What is an ultrasound scan?
A small hand-held sensor pressed carefully against the skin surface generates sound waves and detects any echoes reflected back off the surfaces and tissue boundaries of internal organs. The sensor can be moved over the skin to view the organ from different angles. The images are displayed on a screen and recorded for subsequent study.
Ultrasound images complement other forms of scans and are widely used for many different parts of the body. They can also be used to study blood flow and to detect any narrowing or blockage of blood vessels, for example, in the neck.
Ultrasound is also used for intimate examinations; for example, of the prostate gland in men or the womb or ovaries in women. For some of these examinations, it may be necessary to place an ultrasound probe in the vagina or the rectum to look at internal structures. If you are having an intimate examination the sonographer will describe the procedure to you, and your consent will be required.

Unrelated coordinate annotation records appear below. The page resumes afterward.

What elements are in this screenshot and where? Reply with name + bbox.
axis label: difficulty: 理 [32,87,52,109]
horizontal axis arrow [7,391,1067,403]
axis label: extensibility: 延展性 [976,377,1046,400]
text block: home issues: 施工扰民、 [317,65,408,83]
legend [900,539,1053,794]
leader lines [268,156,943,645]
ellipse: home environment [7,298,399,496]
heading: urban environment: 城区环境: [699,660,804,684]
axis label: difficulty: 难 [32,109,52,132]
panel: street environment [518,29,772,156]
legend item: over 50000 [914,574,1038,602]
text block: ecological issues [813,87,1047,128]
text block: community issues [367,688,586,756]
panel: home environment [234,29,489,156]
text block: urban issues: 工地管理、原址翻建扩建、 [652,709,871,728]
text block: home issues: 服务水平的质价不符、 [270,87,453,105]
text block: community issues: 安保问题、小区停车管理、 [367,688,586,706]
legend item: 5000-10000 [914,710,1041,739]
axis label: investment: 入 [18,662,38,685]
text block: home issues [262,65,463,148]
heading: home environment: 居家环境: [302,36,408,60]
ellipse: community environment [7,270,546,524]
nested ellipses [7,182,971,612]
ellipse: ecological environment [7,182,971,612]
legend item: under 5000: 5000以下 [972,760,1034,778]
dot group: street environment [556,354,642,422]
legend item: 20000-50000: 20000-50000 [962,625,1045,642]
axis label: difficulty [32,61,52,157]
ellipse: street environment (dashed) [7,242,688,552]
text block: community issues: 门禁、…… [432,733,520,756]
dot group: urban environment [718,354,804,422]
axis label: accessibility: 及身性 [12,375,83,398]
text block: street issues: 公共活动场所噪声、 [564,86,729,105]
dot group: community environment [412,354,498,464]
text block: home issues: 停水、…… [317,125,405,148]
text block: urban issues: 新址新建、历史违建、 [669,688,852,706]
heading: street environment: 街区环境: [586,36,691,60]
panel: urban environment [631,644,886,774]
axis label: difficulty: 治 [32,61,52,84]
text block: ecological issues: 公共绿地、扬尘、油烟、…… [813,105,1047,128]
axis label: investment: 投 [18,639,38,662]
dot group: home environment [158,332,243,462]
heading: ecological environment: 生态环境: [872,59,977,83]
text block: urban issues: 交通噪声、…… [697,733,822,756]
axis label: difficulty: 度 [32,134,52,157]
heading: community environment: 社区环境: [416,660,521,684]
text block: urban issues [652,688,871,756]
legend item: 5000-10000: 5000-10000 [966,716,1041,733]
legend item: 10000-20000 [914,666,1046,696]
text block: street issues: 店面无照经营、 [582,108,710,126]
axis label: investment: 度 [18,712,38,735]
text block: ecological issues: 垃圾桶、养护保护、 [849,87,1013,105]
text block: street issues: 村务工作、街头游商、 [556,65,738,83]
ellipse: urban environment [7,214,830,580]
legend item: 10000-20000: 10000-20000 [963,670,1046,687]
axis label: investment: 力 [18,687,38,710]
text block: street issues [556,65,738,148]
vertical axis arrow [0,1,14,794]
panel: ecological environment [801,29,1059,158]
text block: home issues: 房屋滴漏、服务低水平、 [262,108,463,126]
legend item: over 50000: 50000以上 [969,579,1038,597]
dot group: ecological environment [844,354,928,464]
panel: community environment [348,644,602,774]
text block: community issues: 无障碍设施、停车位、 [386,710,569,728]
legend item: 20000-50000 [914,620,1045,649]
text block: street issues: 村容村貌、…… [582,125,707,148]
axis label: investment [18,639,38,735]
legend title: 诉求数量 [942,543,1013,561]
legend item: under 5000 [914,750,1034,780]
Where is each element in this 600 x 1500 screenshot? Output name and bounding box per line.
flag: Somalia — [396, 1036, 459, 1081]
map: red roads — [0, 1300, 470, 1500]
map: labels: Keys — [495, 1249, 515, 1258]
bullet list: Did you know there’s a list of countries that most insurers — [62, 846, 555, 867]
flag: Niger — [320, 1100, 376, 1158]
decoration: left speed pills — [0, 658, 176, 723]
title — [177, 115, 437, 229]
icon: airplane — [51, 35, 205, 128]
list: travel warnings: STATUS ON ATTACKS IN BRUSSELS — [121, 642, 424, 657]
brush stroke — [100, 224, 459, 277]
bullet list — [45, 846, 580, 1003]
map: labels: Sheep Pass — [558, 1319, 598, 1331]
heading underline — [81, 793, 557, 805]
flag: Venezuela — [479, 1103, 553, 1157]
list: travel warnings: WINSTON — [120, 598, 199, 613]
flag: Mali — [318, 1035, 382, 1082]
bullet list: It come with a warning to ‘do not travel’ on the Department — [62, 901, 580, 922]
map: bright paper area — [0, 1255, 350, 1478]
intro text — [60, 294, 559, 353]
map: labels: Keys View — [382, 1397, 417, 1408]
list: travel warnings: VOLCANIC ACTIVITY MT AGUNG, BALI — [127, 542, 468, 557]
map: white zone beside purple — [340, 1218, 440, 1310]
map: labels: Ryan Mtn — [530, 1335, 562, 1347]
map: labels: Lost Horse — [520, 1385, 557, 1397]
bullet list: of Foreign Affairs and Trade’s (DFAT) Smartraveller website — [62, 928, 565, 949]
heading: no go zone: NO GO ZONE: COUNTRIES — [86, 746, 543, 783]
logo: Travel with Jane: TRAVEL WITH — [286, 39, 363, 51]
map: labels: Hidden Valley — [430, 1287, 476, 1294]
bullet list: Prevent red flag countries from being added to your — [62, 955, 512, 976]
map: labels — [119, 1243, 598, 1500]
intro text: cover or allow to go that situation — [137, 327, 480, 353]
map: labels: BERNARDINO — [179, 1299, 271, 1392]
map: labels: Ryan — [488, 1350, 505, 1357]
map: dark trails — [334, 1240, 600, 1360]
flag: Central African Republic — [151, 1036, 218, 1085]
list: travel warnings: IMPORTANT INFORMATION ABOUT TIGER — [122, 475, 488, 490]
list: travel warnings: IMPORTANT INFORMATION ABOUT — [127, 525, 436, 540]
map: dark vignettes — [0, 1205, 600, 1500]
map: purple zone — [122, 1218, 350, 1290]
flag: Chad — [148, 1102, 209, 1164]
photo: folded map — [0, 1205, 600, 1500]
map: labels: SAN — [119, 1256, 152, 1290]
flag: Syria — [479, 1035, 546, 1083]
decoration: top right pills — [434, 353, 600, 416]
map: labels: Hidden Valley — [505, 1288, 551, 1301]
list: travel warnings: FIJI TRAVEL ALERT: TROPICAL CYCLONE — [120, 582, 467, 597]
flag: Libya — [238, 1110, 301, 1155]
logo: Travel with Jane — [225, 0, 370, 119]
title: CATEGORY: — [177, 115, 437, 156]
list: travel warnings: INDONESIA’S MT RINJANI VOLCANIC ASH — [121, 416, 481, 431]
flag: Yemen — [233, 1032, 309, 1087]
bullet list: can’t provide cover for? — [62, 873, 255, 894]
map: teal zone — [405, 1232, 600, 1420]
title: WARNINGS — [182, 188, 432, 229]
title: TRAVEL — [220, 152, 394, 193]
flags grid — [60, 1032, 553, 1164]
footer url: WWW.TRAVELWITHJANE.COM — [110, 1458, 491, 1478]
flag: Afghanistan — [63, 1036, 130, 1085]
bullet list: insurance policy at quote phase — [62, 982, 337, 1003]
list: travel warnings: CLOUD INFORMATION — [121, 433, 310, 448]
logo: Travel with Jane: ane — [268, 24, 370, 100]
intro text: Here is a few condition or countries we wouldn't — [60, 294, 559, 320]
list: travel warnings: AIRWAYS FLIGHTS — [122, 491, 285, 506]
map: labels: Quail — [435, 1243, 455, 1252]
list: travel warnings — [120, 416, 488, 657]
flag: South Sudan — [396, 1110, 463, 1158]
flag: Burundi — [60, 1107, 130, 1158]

Who will be doing the ultrasound?
Sonographers (radiographers) or radiologists (doctors) who have specialized training in the technique of ultrasound.

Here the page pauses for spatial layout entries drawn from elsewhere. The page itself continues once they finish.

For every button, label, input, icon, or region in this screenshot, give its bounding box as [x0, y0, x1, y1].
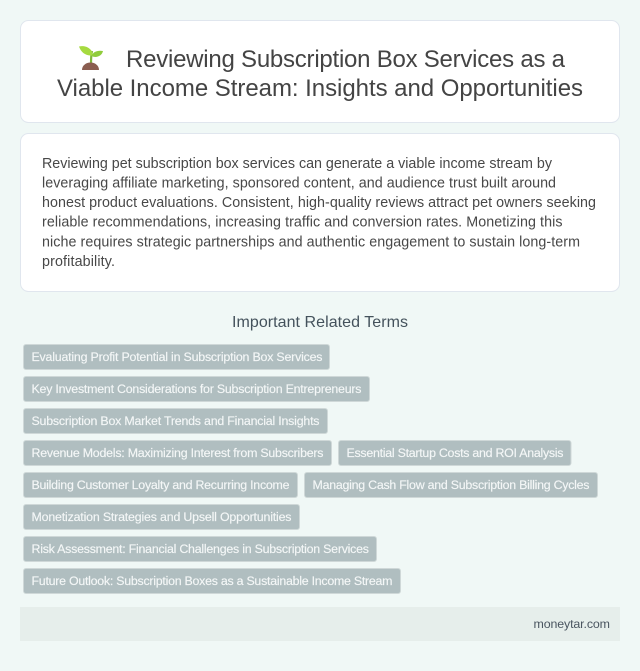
- tag: cash flow: Managing Cash Flow and Subscription Billing Cycles: [312, 478, 590, 492]
- text block: summary: leveraging affiliate marketing, sponsored content, and audience trust built around: [42, 176, 556, 192]
- tag: key investment considerations: Key Investment Considerations for Subscription Entrepreneurs: [32, 382, 362, 396]
- tag: customer loyalty: [24, 472, 298, 498]
- text block: summary: profitability.: [42, 254, 115, 270]
- tag: key investment considerations: [24, 376, 370, 402]
- tag: startup costs: Essential Startup Costs and ROI Analysis: [346, 446, 564, 460]
- tag: market trends: Subscription Box Market Trends and Financial Insights: [32, 414, 320, 428]
- footer: moneytar.com: [534, 617, 610, 631]
- tag: future outlook: Future Outlook: Subscription Boxes as a Sustainable Income Stream: [32, 574, 392, 588]
- tag: monetization strategies: [24, 504, 300, 530]
- title: [57, 46, 583, 102]
- text block: summary: niche requires strategic partnerships and authentic engagement to sustain long-term: [42, 234, 580, 250]
- text block: summary: reliable recommendations, increasing traffic and conversion rates. Monetizing this: [42, 214, 562, 230]
- tag: future outlook: [24, 568, 400, 594]
- title: Reviewing Subscription Box Services as a: [126, 46, 566, 73]
- tag: revenue models: Revenue Models: Maximizing Interest from Subscribers: [32, 446, 324, 460]
- tag: revenue models: [24, 440, 332, 466]
- panel: summary card: [20, 134, 620, 292]
- heading: related terms: Important Related Terms: [232, 314, 408, 331]
- text block: summary: honest product evaluations. Consistent, high-quality reviews attract pet owners seeking: [42, 195, 596, 211]
- tag: startup costs: [338, 440, 571, 466]
- panel: title card: [20, 20, 620, 122]
- text block: summary: Reviewing pet subscription box services can generate a viable income stream by: [42, 156, 553, 172]
- tag: cash flow: [304, 472, 598, 498]
- tag: customer loyalty: Building Customer Loyalty and Recurring Income: [32, 478, 290, 492]
- tag: evaluating profit potential: Evaluating Profit Potential in Subscription Box Services: [32, 350, 322, 364]
- tag: risk assessment: [24, 536, 376, 562]
- icon: sprout: [79, 46, 103, 70]
- title: Viable Income Stream: Insights and Opportunities: [57, 75, 583, 102]
- tag: monetization strategies: Monetization Strategies and Upsell Opportunities: [32, 510, 292, 524]
- footer: [20, 607, 620, 641]
- text block: summary: [42, 156, 596, 270]
- tag: risk assessment: Risk Assessment: Financial Challenges in Subscription Services: [32, 542, 369, 556]
- tag: evaluating profit potential: [24, 344, 330, 370]
- tag: market trends: [24, 408, 328, 434]
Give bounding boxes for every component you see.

They carry out a great number of these examinations and will provide a descriptive report of their findings to your doctor.

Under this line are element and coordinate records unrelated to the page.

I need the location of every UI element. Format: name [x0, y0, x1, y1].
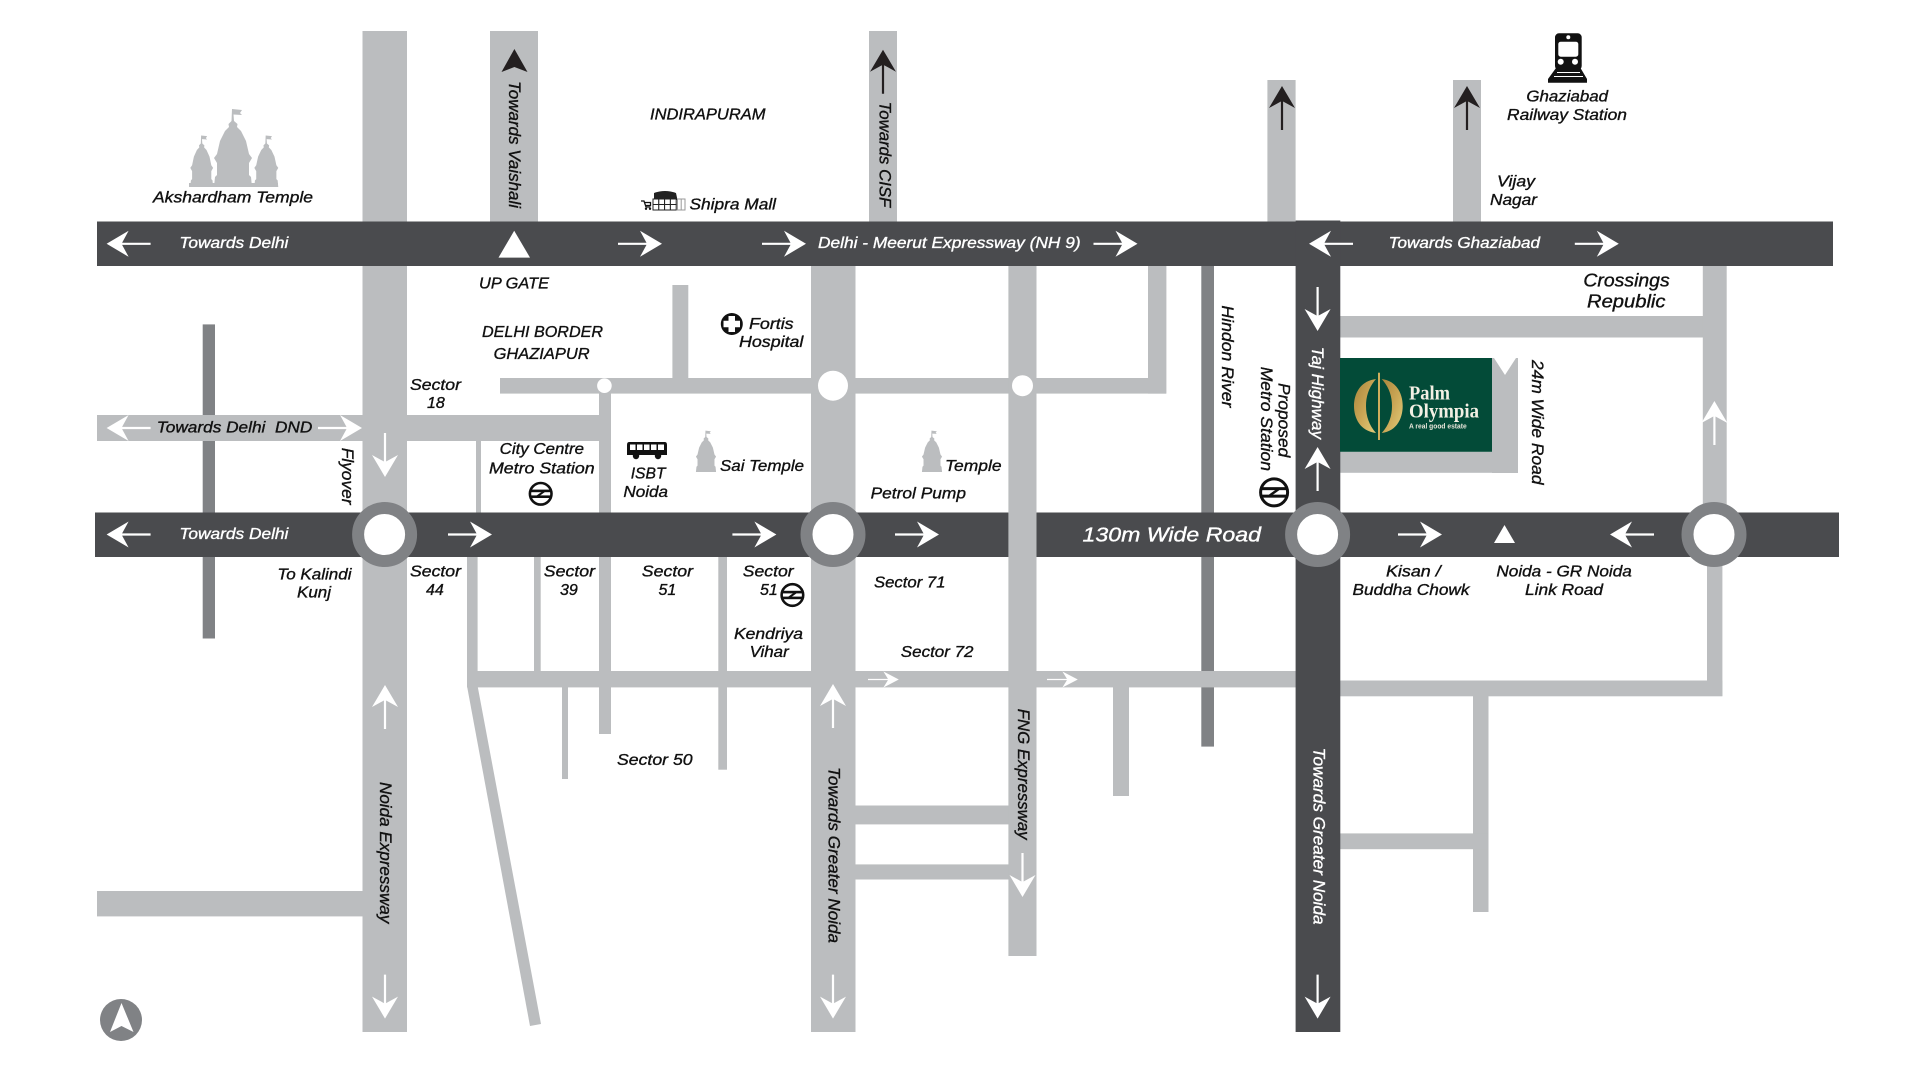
label: Hindon River: Hindon River	[1218, 305, 1237, 409]
label: Sector 39: Sector	[544, 564, 596, 580]
icon: Shipra mall	[641, 191, 685, 210]
label: Sector 50: Sector 50	[617, 752, 693, 769]
label: Proposed Metro Station: Proposed	[1275, 383, 1294, 458]
junction dots	[597, 371, 1033, 401]
road: dark vertical west	[203, 324, 215, 638]
label: Vijay Nagar: Nagar	[1490, 192, 1538, 209]
label: City Centre Metro Station: Metro Station	[489, 460, 595, 478]
label: Proposed Metro Station: Metro Station	[1257, 367, 1276, 471]
label: Flyover: Flyover	[338, 448, 357, 506]
project logo: Palm Olympia: A real good estate	[1409, 423, 1467, 430]
label: Shipra Mall: Shipra Mall	[690, 196, 776, 213]
label: Noida GR Noida Link Road: Link Road	[1525, 582, 1604, 599]
label: Temple: Temple	[945, 458, 1002, 475]
road: 130m Wide Road	[95, 512, 1839, 557]
label: Delhi Border Ghaziapur	[482, 324, 603, 363]
icon: temple	[922, 431, 942, 472]
label: 130m Wide Road: 130m Wide Road	[1082, 524, 1262, 546]
project logo: Palm Olympia: Palm	[1409, 382, 1450, 404]
junction rings	[358, 508, 1741, 561]
label: ISBT Noida: ISBT	[631, 466, 667, 483]
label: Sector 51 east: Sector	[743, 564, 794, 580]
label: 24m Wide Road: 24m Wide Road	[1528, 359, 1547, 485]
label: City Centre Metro Station: City Centre	[500, 441, 584, 458]
label: Sector 39: 39	[560, 582, 578, 599]
label: Kisan Buddha Chowk: Buddha Chowk	[1352, 582, 1471, 599]
label: Crossings Republic: Crossings	[1583, 270, 1670, 290]
label: Ghaziabad Railway Station: Ghaziabad	[1526, 89, 1609, 106]
label: Fortis Hospital: Fortis	[749, 316, 794, 333]
label: To Kalindi Kunj	[277, 566, 352, 602]
label: Sector 51 west: 51	[658, 582, 676, 599]
label: Towards Delhi upper: Towards Delhi	[179, 235, 289, 252]
road: FNG Expressway	[1008, 266, 1036, 956]
black direction arrows	[502, 49, 1480, 130]
label: Sector 18: Sector	[410, 377, 462, 394]
road: Towards Delhi DND	[97, 415, 611, 441]
label: Ghaziabad Railway Station	[1507, 89, 1627, 124]
label: Sector 44	[410, 564, 462, 599]
label: FNG Expressway: FNG Expressway	[1014, 709, 1033, 841]
label: Towards Delhi DND: Towards Delhi DND	[157, 420, 313, 436]
label: Taj Highway: Taj Highway	[1308, 347, 1327, 440]
label: Sector 51 west: Sector	[642, 564, 694, 580]
label: Delhi Border Ghaziapur: DELHI BORDER	[482, 324, 603, 341]
minor grey road network	[97, 31, 1727, 1032]
label: Proposed Metro Station	[1257, 367, 1294, 471]
label: Sector 18	[410, 377, 462, 412]
label: Sector 44: Sector	[410, 564, 462, 580]
label: Towards Ghaziabad: Towards Ghaziabad	[1389, 235, 1541, 252]
road: Hindon River	[1201, 266, 1214, 747]
label: Sai Temple: Sai Temple	[720, 458, 804, 475]
label: Kendriya Vihar	[734, 626, 803, 661]
label: Sector 18: 18	[427, 395, 445, 412]
label: Towards Greater Noida grey road: Towards Greater Noida	[825, 767, 844, 943]
label: Sector 72: Sector 72	[901, 644, 974, 661]
label: Towards Vaishali: Towards Vaishali	[505, 81, 524, 209]
label: Sector 44: 44	[426, 582, 444, 599]
label: Sector 51 east: 51	[760, 582, 778, 599]
icon: City Centre metro	[530, 483, 552, 505]
icon: proposed metro	[1260, 479, 1288, 506]
project logo: Palm Olympia: Olympia	[1409, 400, 1479, 422]
icon: Fortis hospital cross	[721, 313, 743, 335]
icon: north compass	[100, 999, 142, 1041]
label: Noida GR Noida Link Road: Noida - GR Noida	[1496, 564, 1632, 580]
label: Towards Greater Noida dark road: Towards Greater Noida	[1310, 748, 1328, 925]
label: Kisan Buddha Chowk: Kisan /	[1386, 564, 1442, 580]
label: Delhi Meerut Expressway: Delhi - Meerut Expressway (NH 9)	[818, 235, 1081, 252]
icon: Sector 51 metro	[781, 584, 803, 606]
icon: Sai temple	[696, 431, 716, 472]
label: ISBT Noida	[623, 466, 668, 501]
label: Vijay Nagar	[1490, 173, 1538, 209]
label: Vijay Nagar: Vijay	[1497, 173, 1536, 190]
label: Kendriya Vihar: Vihar	[750, 644, 789, 661]
label: UP Gate: UP GATE	[479, 276, 549, 293]
label: Sector 39	[544, 564, 596, 599]
road: Taj Highway	[1296, 220, 1340, 1032]
label: Delhi Border Ghaziapur: GHAZIAPUR	[494, 346, 590, 363]
label: Ghaziabad Railway Station: Railway Station	[1507, 107, 1627, 124]
label: Akshardham Temple: Akshardham Temple	[152, 190, 313, 206]
label: City Centre Metro Station	[489, 441, 595, 478]
label: To Kalindi Kunj: Kunj	[297, 584, 331, 602]
label: ISBT Noida: Noida	[623, 484, 668, 501]
label: Crossings Republic: Republic	[1587, 292, 1666, 312]
label: Sector 51 east	[743, 564, 794, 599]
label: Fortis Hospital: Hospital	[739, 334, 804, 351]
label: Noida Expressway: Noida Expressway	[376, 782, 395, 925]
label: Kisan Buddha Chowk	[1352, 564, 1471, 599]
label: Towards Delhi lower: Towards Delhi	[179, 526, 289, 543]
label: Fortis Hospital	[739, 316, 804, 351]
label: Indirapuram: INDIRAPURAM	[650, 106, 766, 124]
project logo: Palm Olympia	[1340, 358, 1492, 452]
label: Sector 71: Sector 71	[874, 574, 946, 592]
white direction arrows	[107, 231, 1727, 1019]
icon: Ghaziabad railway train	[1548, 33, 1587, 83]
label: Towards CISF: Towards CISF	[876, 102, 894, 209]
road: Sector 72 link	[467, 671, 1296, 687]
label: Crossings Republic	[1583, 270, 1670, 312]
icon: Akshardham temple	[189, 109, 278, 187]
label: Sector 51 west	[642, 564, 694, 599]
label: Kendriya Vihar: Kendriya	[734, 626, 803, 643]
label: Petrol Pump: Petrol Pump	[871, 486, 966, 503]
label: Noida GR Noida Link Road	[1496, 564, 1632, 599]
label: To Kalindi Kunj: To Kalindi	[277, 566, 352, 583]
icon: ISBT bus	[627, 442, 667, 459]
road: Delhi Meerut Expressway	[97, 222, 1833, 266]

Where will the procedure take place?
Generally in the radiology department.
Do I need to make any special preparations in advance?
Some preparation may be required. If your pelvis, kidney or bladder are to be scanned, you may be required to ensure that your bladder is full before the examination can begin. For some examinations such as the gall bladder and pancreas, you may be required to fast for a specified number of hours. If so, this will be explained in the accompanying appointment letter. You should tell the radiology department in advance if you have had a similar ultrasound recently.
If you are diabetic please bring some food and your medication with you on the day of the scan.
Can I bring a relative/friend?
Yes. However, it may not be suitable for a friend to remain in the scanning room if you undergo an intimate examination.
When you arrive
Please report to the reception desk in the radiology department.
The sonographer will explain the procedure for your examination and, if you have to undress for the procedure, may show you to a private cubicle where you will undress.
Who will I see?
You will be seen by a radiologist or a sonographer depending upon the type of investigation you are having.